Mentre restiamo ancora in paziente attesa di conoscere quale piano d’azione sarà predisposto dopo l’incontro Giomi-Malagò, a seguito dell’ennesimo fiasco mondiale della nostra atletica, ecco il caso Tamberi. Per i pochi che ancora non lo sapessero, il saltatore Tamberi si sta allenando e giocherà un’amichevole con una squadra di basket professionistica. Mettendo a rischio d’infortunio il suo preziosissimo fisico. FIDAL e Fiamme Gialle l’hanno presa bene, ma non benissimo.
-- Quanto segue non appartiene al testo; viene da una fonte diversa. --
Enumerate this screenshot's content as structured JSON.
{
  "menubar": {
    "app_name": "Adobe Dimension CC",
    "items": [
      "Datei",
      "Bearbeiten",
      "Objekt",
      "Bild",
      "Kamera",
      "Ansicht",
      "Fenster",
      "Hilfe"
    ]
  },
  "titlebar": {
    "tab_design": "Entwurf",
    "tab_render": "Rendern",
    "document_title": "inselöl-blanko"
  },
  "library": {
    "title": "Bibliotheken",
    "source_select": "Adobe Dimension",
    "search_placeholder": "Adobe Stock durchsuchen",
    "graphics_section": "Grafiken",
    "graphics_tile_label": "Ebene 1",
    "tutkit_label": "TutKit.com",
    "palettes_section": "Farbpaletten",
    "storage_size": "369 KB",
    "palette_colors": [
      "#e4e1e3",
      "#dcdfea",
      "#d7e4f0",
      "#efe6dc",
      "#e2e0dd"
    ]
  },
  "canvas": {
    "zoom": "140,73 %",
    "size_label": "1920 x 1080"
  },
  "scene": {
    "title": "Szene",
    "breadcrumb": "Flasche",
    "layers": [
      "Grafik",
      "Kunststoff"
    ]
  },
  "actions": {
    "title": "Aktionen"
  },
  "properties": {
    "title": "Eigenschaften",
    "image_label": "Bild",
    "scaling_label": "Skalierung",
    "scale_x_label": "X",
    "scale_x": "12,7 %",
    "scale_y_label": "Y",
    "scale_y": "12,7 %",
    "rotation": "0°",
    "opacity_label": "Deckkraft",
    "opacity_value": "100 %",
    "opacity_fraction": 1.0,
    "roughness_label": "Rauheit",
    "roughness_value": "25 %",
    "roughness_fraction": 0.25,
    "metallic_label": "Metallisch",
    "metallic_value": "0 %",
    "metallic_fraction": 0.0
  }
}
Non vorremmo dilungarci troppo su questa vicenda, che mostra comunque un livello dilettantistico elevato da entrambe le parti. Agli atleti professionisti viene fatto firmare un contratto che vieta certi sport o la guida di motocicli o comunque quelle attività che possano mettere a rischio l’integrità fisica dell’atleta. Alla FIDAL non ci hanno pensato? Ed anche se così fosse, possibile che nessuno segua il gioiellino Tamberi passo dopo passo, impedendogli queste sbandate? E si che alla FIDAL mancano le medaglie iridate, mancano tante cose, ma a numero di dirigenti stanno abbastanza bene.
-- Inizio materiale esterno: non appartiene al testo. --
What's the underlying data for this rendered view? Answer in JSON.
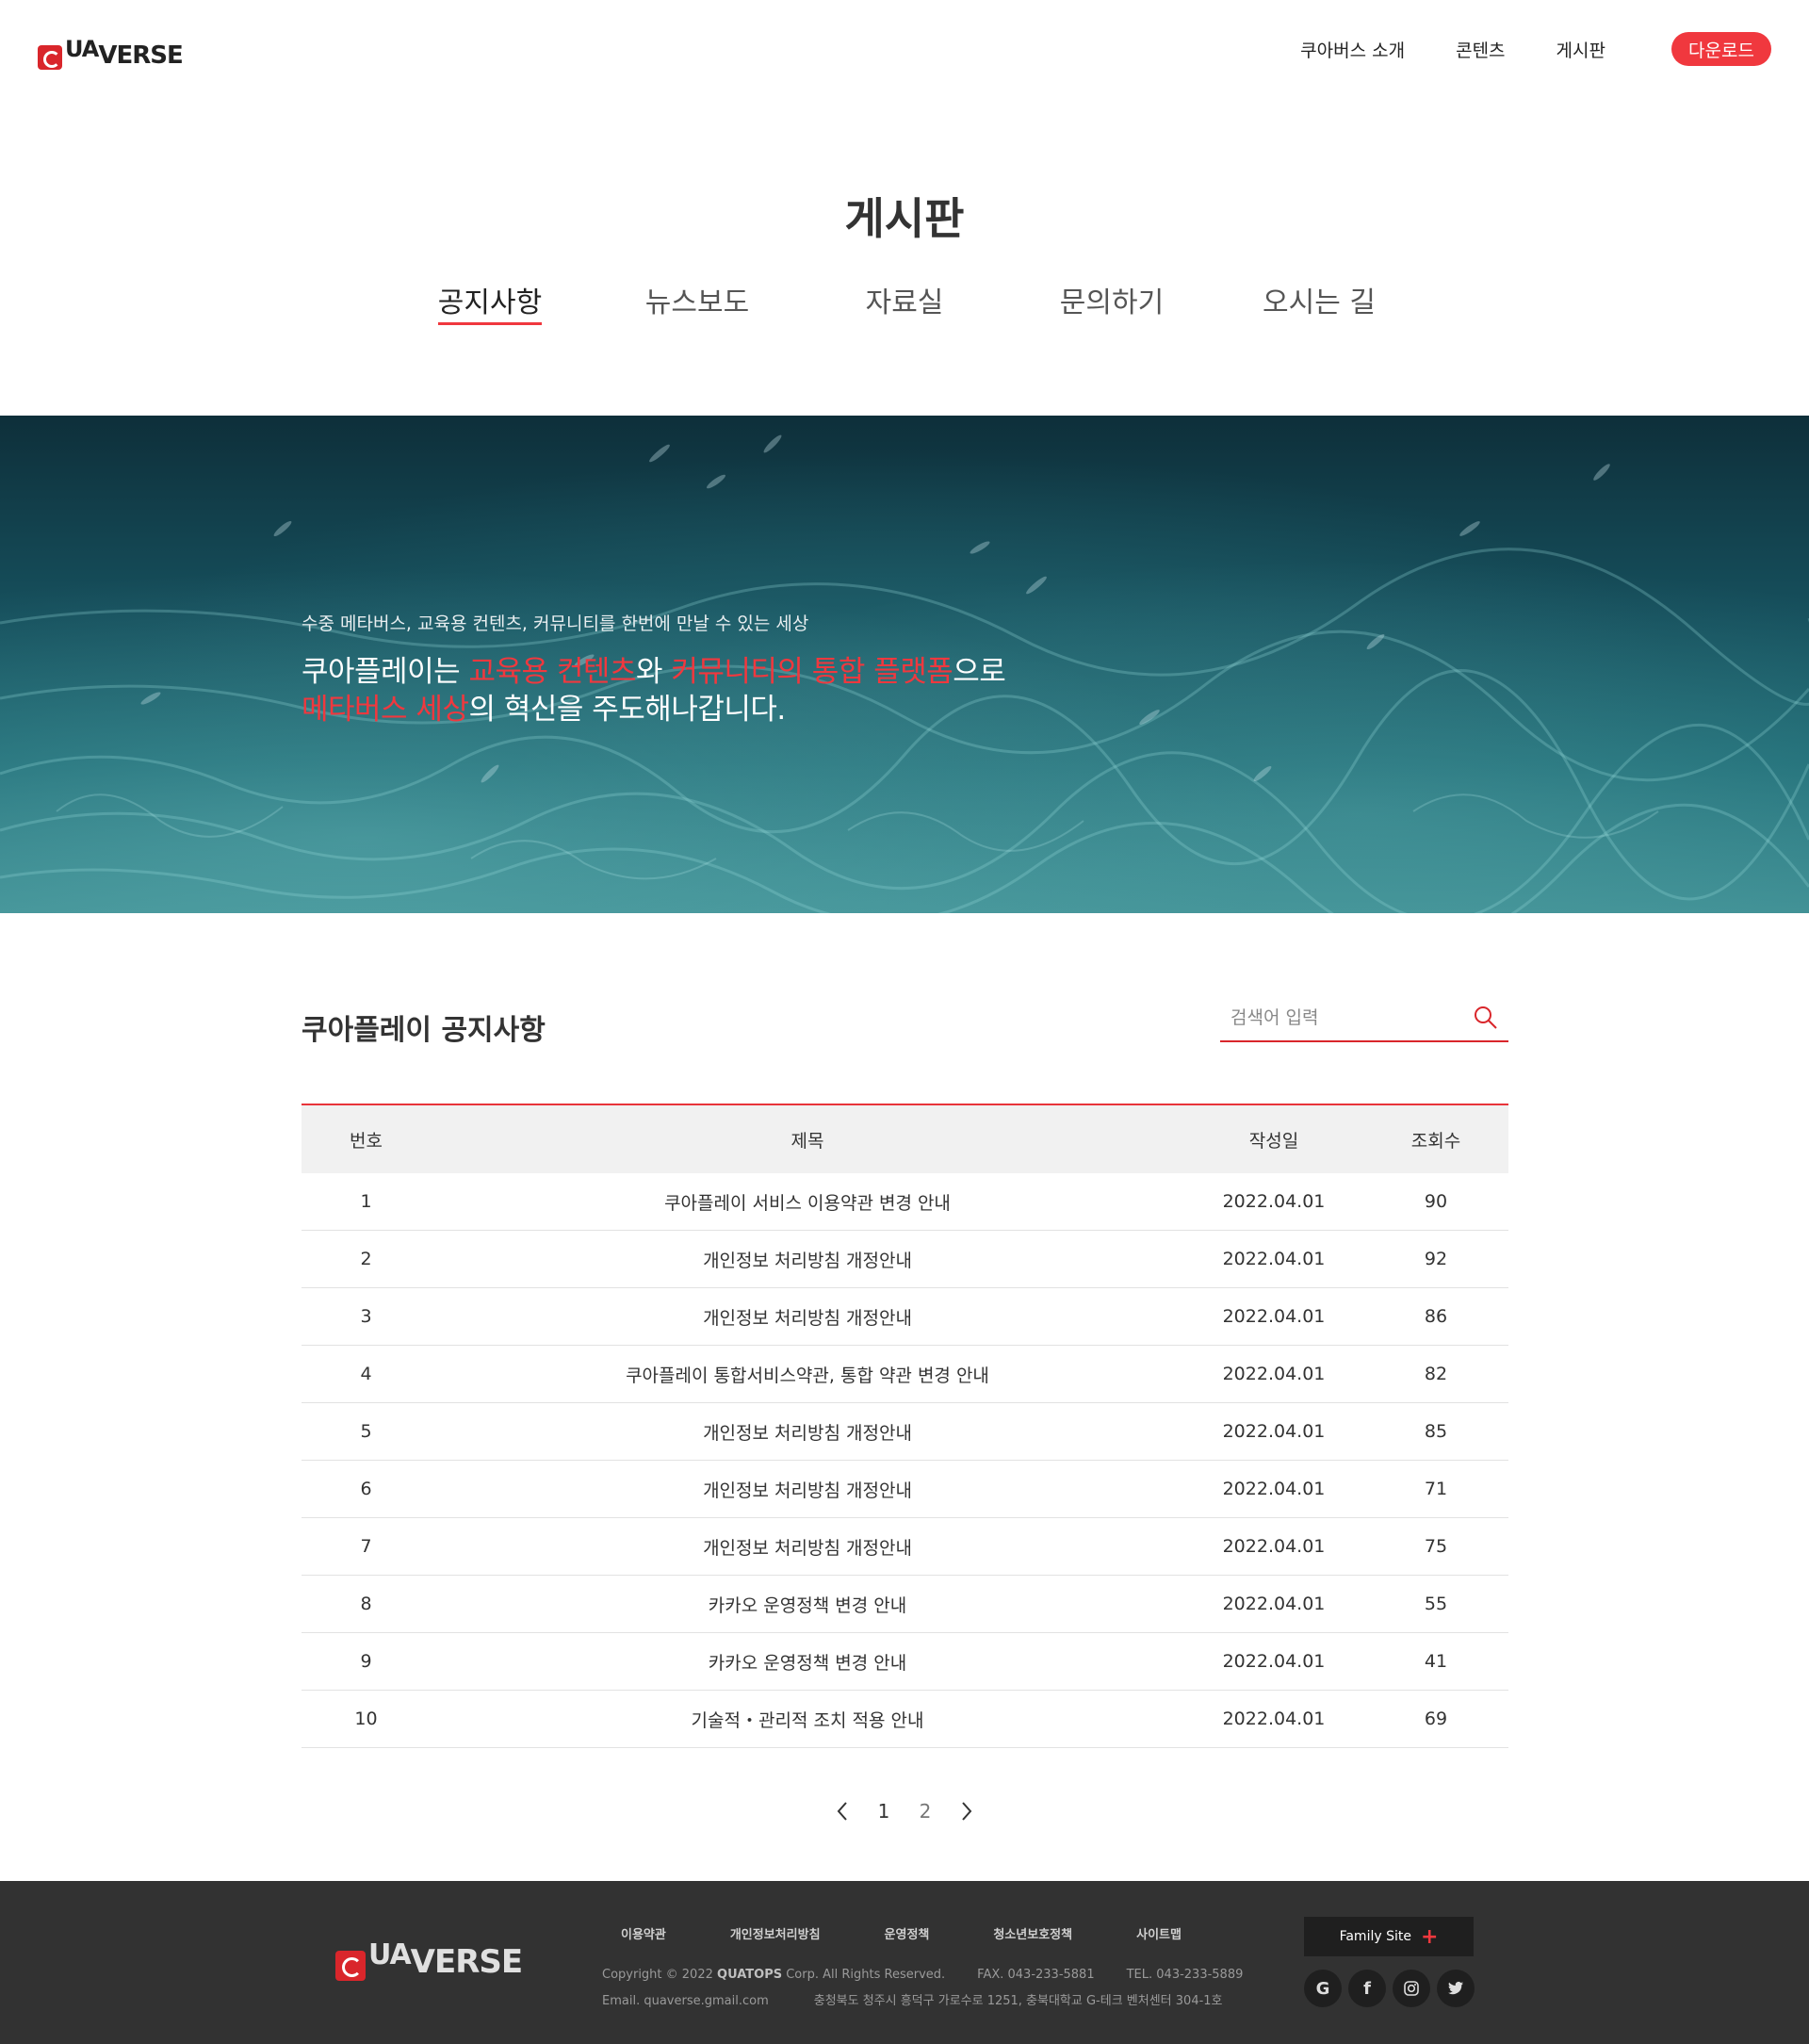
{
  "header": {
    "logo": "QUAVERSE",
    "nav": [
      "쿠아버스 소개",
      "콘텐츠",
      "게시판"
    ],
    "download_label": "다운로드"
  },
  "page": {
    "title": "게시판",
    "tabs": [
      "공지사항",
      "뉴스보도",
      "자료실",
      "문의하기",
      "오시는 길"
    ],
    "active_tab": "공지사항"
  },
  "hero": {
    "subtitle": "수중 메타버스, 교육용 컨텐츠, 커뮤니티를 한번에 만날 수 있는 세상",
    "line1": {
      "a": "쿠아플레이는 ",
      "b": "교육용 컨텐츠",
      "c": "와 ",
      "d": "커뮤니티의 통합 플랫폼",
      "e": "으로"
    },
    "line2": {
      "a": "메타버스 세상",
      "b": "의 혁신을 주도해나갑니다."
    }
  },
  "board": {
    "title": "쿠아플레이 공지사항",
    "search_placeholder": "검색어 입력",
    "columns": {
      "num": "번호",
      "title": "제목",
      "date": "작성일",
      "views": "조회수"
    },
    "rows": [
      {
        "num": "1",
        "title": "쿠아플레이 서비스 이용약관 변경 안내",
        "date": "2022.04.01",
        "views": "90"
      },
      {
        "num": "2",
        "title": "개인정보 처리방침 개정안내",
        "date": "2022.04.01",
        "views": "92"
      },
      {
        "num": "3",
        "title": "개인정보 처리방침 개정안내",
        "date": "2022.04.01",
        "views": "86"
      },
      {
        "num": "4",
        "title": "쿠아플레이 통합서비스약관, 통합 약관 변경 안내",
        "date": "2022.04.01",
        "views": "82"
      },
      {
        "num": "5",
        "title": "개인정보 처리방침 개정안내",
        "date": "2022.04.01",
        "views": "85"
      },
      {
        "num": "6",
        "title": "개인정보 처리방침 개정안내",
        "date": "2022.04.01",
        "views": "71"
      },
      {
        "num": "7",
        "title": "개인정보 처리방침 개정안내",
        "date": "2022.04.01",
        "views": "75"
      },
      {
        "num": "8",
        "title": "카카오 운영정책 변경 안내",
        "date": "2022.04.01",
        "views": "55"
      },
      {
        "num": "9",
        "title": "카카오 운영정책 변경 안내",
        "date": "2022.04.01",
        "views": "41"
      },
      {
        "num": "10",
        "title": "기술적・관리적 조치 적용 안내",
        "date": "2022.04.01",
        "views": "69"
      }
    ]
  },
  "pagination": {
    "pages": [
      "1",
      "2"
    ],
    "current": "1"
  },
  "footer": {
    "logo": "QUAVERSE",
    "links": [
      "이용약관",
      "개인정보처리방침",
      "운영정책",
      "청소년보호정책",
      "사이트맵"
    ],
    "copyright_pre": "Copyright © 2022 ",
    "company": "QUATOPS",
    "copyright_post": " Corp. All Rights Reserved.",
    "fax": "FAX. 043-233-5881",
    "tel": "TEL. 043-233-5889",
    "email": "Email. quaverse.gmail.com",
    "address": "충청북도 청주시 흥덕구 가로수로 1251, 충북대학교 G-테크 벤처센터 304-1호",
    "family_site": "Family Site",
    "socials": [
      "google-icon",
      "facebook-icon",
      "instagram-icon",
      "twitter-icon"
    ]
  },
  "colors": {
    "accent": "#f0383e",
    "footer_bg": "#323232",
    "header_bg": "#f1f1f1"
  }
}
Purtroppo la vicenda si è trasformata in un clamoroso autogol, non solo per questi motivi, ma anche perché Tamberi, intervistato, ha confessato che tra il salto ed una bella partita al campetto, non ha dubbi: viva il basket. E da ex cestisti facciamo fatica a dargli torto.
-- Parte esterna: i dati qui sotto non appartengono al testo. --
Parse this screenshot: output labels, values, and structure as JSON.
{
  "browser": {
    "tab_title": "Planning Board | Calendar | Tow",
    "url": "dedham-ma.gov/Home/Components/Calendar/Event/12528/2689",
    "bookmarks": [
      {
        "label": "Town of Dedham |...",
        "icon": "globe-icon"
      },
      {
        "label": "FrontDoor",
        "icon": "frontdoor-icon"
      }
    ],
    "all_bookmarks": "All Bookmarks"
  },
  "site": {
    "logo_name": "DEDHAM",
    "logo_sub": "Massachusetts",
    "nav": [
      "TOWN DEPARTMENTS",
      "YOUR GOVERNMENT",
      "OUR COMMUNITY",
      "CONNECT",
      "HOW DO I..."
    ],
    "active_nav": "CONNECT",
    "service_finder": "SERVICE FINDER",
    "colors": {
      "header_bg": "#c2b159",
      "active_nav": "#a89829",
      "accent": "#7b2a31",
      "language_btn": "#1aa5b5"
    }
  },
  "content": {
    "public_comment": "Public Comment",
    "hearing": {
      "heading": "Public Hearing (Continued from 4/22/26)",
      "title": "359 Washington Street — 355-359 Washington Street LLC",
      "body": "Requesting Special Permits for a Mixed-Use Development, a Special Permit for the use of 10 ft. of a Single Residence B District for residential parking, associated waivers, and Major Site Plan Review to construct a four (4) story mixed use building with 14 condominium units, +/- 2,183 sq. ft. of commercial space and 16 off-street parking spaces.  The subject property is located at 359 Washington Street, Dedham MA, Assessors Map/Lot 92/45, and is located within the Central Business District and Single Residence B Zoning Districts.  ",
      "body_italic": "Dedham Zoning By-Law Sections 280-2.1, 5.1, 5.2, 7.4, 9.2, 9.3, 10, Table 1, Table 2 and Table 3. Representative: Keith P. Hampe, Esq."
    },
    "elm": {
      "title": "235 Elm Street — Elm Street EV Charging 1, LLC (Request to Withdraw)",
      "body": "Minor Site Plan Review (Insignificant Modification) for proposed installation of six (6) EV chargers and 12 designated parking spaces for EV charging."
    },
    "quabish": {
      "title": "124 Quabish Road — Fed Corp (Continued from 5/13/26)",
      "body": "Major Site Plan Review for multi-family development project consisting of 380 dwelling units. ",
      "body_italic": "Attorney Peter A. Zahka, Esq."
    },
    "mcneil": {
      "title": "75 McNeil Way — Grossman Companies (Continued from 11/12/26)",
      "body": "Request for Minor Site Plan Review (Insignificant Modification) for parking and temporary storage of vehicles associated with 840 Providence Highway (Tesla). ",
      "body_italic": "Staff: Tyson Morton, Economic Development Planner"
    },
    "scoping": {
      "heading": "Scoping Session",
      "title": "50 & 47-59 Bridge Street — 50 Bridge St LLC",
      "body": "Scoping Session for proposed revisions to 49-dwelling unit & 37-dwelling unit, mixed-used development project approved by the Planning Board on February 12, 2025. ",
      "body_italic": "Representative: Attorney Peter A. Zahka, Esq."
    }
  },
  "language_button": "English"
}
Insomma in casa FIDAL si ritrovano con un campione ed un personaggio che con la sua barba a metà buca lo schermo. Invece che valorizzarlo, che usarlo come testimonial dell’atletica, cosa fanno? Nulla. Con i risultati che sappiamo. Mentre gli altri sport che non si chiamino calcio, usano i loro atleti simbolo per fare propaganda, emblematico il caso della Pellegrini. Al contrario per l’atletica, l’ultima azione efficace che si ricordi è stato l’utilizzo di May, Howe e compagnia per gli spot di una merendina. E non siamo sicuri sia stata un’iniziativa federale.